Schädliche Immissionen und zu geringer Abstand

Windkraft: Noch  eine Note nach Bassum

Sudwalde - Das gemeindliche Einvernehmen hatte der Rat der Gemeinde Sudwalde den Bauleitplanungen der Stadt Bassum für das Aufstellen von Windkraftanlagen im Bereich Albringhausen versagt. Und konnte bei seiner Sitzung am Dienstagabend im Gasthaus Stühring zumindest einen bescheidenen Teilerfolg feststellen.

Die Sudwalder hatten unter anderem auf die Beeinträchtigung des Landschaftsbildes, auf schädliche Immissionen – Lärm, Schattenwurf, die Signalbefeuerung der Anlagen – für die unmittelbar am Plangebiet wohnende Bevölkerung und den zu geringen Abstand zu bestehenden Windkraftanlagen verwiesen. 

Seitens der Stadt Bassum wurde auf das Abstandsargument reagiert: Die für die Windkraftnutzung vorgesehene Planfläche ist gegenüber des Entwurfes am südlichen Rand soweit zurückgenommen worden, dass ein Abstand von drei Kilometern zum Windpark Schwaförden-Scholen eingehalten wird.
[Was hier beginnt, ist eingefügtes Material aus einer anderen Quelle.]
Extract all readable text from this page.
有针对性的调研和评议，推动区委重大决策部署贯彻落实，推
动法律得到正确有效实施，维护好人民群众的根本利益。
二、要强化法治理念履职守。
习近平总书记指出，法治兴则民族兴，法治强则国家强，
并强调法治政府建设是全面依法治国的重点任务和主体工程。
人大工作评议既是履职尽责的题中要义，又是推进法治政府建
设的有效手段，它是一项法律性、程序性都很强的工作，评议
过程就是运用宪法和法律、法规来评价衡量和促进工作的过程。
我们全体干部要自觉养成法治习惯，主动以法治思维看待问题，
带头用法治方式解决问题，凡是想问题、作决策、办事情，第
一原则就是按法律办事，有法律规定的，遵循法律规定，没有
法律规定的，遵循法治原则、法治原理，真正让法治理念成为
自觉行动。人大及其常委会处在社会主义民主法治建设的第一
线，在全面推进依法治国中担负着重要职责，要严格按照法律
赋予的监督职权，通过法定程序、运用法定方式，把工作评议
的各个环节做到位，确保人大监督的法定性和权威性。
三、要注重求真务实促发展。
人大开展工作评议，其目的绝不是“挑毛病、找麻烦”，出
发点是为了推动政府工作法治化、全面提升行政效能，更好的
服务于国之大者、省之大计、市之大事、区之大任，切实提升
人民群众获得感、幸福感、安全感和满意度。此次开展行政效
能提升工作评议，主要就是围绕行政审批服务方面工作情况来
Nicht aber zu den drei Anlagen, die an der Grenze zum Gebiet der Stadt Bassum liegen, da diese sich außerhalb der von der Samtgemeinde im Flächennutzungsplan festgelegten Bereiche für die Windkraftnutzung befinden. 

Immissionen bewegen sich „im Grenzbereich“

Die für Einwohner des Sudwalder Ortsteils Menninghausen zu erwartenden Immissionen bewegen sich „im Grenzbereich“, formuliert es stellvertretender Gemeindedirektor Achim Hollmann. Sollten die gesetzlich vorgegebenen Grenzen in puncto Lärm und Schattenwurf überschritten werden, schalten sich die Anlagen laut Betreiber ab. Diese Bekundung reichte Ratsherr Reinhard Müller nicht, auf seinen Antrag hin beschloss der Rat, eine weitere Stellungnahme in Richtung der Stadt Bassum zu schicken. Darin wird gefordert, diese Abschaltung zu kontrollieren und bei Nichteinhalten Konsequenzen folgen zu lassen.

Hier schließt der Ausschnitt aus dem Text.